J'émerge sur du sol de sable. J'entends l'océan, tout près. Je suis à l'air libre. C'est dingue. J'en suis sorti.
J'ouvre ma combinaison et j'inspire, j'éclate de bonheur d'être à l'air libre ! Je suis dans un endroit étrange et fabuleux. Je m'exclame : Le jardin des dieux ! Mais où suis-je ? De l'autre côté des deux pics ? Devant moi, un océan de petites vagues, sans une île ni un bateau, soutenant un ciel sans nuage. Et derrière...
Je me retourne. Une montagne immense, qui remonte jusqu'au-dessus d'une corolle brumeuse. Le Fuji-Yama, ou le mont Ararat. Et au-dessus, non pas de la neige, mais de la lumière. Un spectacle qui n'existe pas, et je pèse mes mots, un spectacle qui n'existe pas sur la terre. Ni au Yémen, ni dans ces îles étranges à l'est du Kamchatka, ni dans les quelques terra incognita de notre planète.
Je suis bouleversé et stimulé. Je respire encore. Je sens une odeur acide, presque aggressive. Elle vient de l'océan. Je trempe les doigts de ma combinaison dans l'écume. Des traces blanches.
Puis le monde tourne. Le point au centre de ma vision reste fixe, mais tout autour, le décor tourne comme si j'étais dans une machine à laver. Nystagmus. Je suis en train de subir un nystagmus. Je suis en train d'être empoisonné à l'oxygène. Je referme ma combinaison, les yeux fermés.
Je reviens vers mon trou, j'y tombe. Le nystagmus me donne la nausée. Je vomis, et l'odeur affreuse me tient éveillé. Une partie de moi veut aller danser là-haut, dans la lumière de la montagne, et une petite conscience rationnelle me demande de retourner sur mes pas.
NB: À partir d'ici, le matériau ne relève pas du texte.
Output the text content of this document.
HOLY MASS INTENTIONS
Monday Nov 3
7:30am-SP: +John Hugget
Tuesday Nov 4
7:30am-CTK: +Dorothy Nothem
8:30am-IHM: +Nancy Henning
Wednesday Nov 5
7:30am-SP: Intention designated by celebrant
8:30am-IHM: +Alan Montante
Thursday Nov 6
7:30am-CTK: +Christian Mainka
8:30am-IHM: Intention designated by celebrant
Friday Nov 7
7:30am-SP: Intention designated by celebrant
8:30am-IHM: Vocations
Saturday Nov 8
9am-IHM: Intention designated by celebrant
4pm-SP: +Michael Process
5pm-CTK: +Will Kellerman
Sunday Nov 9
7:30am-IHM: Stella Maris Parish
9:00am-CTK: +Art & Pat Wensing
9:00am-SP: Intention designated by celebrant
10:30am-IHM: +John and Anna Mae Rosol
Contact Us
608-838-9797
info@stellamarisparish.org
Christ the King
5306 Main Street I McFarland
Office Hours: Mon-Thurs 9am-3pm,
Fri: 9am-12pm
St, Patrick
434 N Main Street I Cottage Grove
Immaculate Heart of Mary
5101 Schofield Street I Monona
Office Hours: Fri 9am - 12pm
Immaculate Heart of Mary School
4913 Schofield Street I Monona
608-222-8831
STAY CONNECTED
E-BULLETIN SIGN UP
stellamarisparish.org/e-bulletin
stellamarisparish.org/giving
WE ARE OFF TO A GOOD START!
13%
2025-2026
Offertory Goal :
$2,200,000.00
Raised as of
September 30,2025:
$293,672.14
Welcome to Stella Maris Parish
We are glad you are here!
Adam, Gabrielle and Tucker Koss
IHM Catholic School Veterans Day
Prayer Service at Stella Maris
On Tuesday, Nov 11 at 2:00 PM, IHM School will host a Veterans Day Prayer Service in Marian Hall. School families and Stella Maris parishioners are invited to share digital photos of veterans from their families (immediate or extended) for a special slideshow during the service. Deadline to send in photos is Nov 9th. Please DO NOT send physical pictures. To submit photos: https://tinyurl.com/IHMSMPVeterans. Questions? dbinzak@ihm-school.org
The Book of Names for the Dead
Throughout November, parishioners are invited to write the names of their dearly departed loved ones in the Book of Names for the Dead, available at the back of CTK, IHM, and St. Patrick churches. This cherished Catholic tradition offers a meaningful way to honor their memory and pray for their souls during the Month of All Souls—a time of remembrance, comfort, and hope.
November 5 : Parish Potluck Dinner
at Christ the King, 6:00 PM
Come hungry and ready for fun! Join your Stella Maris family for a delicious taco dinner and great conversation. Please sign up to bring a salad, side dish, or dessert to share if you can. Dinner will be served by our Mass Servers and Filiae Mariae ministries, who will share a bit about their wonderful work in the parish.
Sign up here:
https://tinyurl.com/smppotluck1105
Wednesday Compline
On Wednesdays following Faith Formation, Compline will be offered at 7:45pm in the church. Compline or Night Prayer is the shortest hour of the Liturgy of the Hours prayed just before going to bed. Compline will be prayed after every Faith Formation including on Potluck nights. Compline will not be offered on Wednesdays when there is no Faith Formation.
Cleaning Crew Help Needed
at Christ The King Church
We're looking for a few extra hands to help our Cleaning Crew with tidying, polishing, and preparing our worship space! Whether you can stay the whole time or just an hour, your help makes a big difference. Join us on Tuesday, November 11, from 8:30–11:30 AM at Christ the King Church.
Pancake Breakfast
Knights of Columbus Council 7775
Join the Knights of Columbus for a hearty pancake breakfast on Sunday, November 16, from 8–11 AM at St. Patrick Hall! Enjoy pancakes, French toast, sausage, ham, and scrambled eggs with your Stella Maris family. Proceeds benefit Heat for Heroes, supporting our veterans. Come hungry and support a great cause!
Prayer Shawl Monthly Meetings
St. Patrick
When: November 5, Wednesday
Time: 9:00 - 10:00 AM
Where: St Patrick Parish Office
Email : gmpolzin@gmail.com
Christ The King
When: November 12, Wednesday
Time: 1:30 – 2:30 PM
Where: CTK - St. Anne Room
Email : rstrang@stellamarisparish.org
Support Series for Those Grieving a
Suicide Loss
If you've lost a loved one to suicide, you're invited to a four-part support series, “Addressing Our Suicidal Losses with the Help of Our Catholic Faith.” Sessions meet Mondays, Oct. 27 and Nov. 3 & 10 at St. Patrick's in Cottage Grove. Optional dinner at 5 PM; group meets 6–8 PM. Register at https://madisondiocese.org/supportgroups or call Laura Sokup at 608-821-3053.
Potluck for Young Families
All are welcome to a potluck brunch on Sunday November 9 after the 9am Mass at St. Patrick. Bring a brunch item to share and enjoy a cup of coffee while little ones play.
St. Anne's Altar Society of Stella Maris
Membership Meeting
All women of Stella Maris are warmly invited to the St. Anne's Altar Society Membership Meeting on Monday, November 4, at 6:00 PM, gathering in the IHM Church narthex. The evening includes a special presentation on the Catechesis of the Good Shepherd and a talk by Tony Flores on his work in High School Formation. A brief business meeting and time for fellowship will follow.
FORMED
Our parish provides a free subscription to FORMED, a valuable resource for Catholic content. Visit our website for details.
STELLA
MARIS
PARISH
J'avance en me roulant sur le mur. Mon cœur bat vite.
Puis l'oxygène redescend dans ma combinaison car je l'ai consommé. Je me sens mieux une faible minute, et je m'aperçois que j'ai sous la main un bâton chimique de lumière - mais totalement éteint. Je n'ai plus de moyen de rentrer dans la caverne.
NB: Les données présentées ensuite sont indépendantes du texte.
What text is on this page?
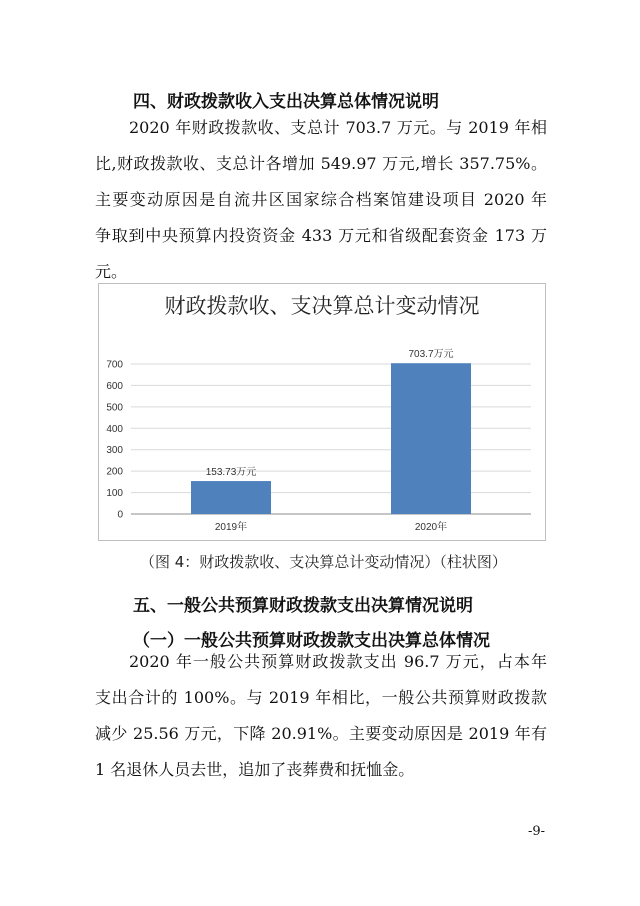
四、财政拨款收入支出决算总体情况说明
2020 年财政拨款收、支总计 703.7 万元。与 2019 年相
比,财政拨款收、支总计各增加 549.97 万元,增长 357.75%。
主要变动原因是自流井区国家综合档案馆建设项目 2020 年
争取到中央预算内投资资金 433 万元和省级配套资金 173 万
元。
财政拨款收、支决算总计变动情况
0
100
200
300
400
500
600
700
153.73万元
2019年
703.7万元
2020年

（图 4：财政拨款收、支决算总计变动情况）（柱状图）

五、一般公共预算财政拨款支出决算情况说明
（一）一般公共预算财政拨款支出决算总体情况
2020 年一般公共预算财政拨款支出 96.7 万元，占本年
支出合计的 100%。与 2019 年相比，一般公共预算财政拨款
减少 25.56 万元，下降 20.91%。主要变动原因是 2019 年有
1 名退休人员去世，追加了丧葬费和抚恤金。

-9-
J'avance les yeux fermés, je me dis juste : avancer, avancer, avancer...et je perds connaissance. J'ouvre ma combinaison pour avoir un peu d'oxygène. Mais non, je m'effondre.
Quand je me suis réveillé, j'avais le nez sur un pavé de mousse brune. J'étais à deux pas du bâton lumineux (maintenant sombre) qui marquait l'entrée de ma caverne. Même si la proportion en oxygène était mortelle, le fait d'avoir posé la tête sur un plan de bactérie étouffeuse m'avait sauvé la vie, car elles créaient une petite atmosphère juste au-dessus d'elles ! Je suis revenu à quatre pattes dans la caverne. J'étais épuisé, désespéré, mais aussi heureux à cause de ce foutu oxygène. La montagne de lumière...est-ce que je l'avais hallucinée ?
J'ai pris du repos. J'ai dormi, mangé, bu. J'ai aussi renommé la bactérie étouffeuse en bactérie sauveuse, et je l'ai remerciée, car il faut bien avoir des amis dans les moments de solitudes, et les miennes, d'amies, m'avaient sauvé la vie.
Quel est ce rivage étrange ? Il y a des endroits hostiles dans le monde. Je pensais à Dallol, en Éthiopie : une terre acide qui ronge tout, à l'atmosphère irrespirable. Ces endroits fous existent. J'étais sonné. Et cette montagne immense, ce sommet de lumière...s'il existait, bon sang, je le saurais non ?
Je vais découvrir ces secrets. Comment ? L'euphorie de l'oxygène me donnait la certitude que j'y arriverais. En vérité, j'avais un plan. J'avais un plan pour tenir dans l'oxygène. Je l'avais découvert par hasard. J'en avais encore sur le nez.
J'allais utiliser la bactérie sauveuse.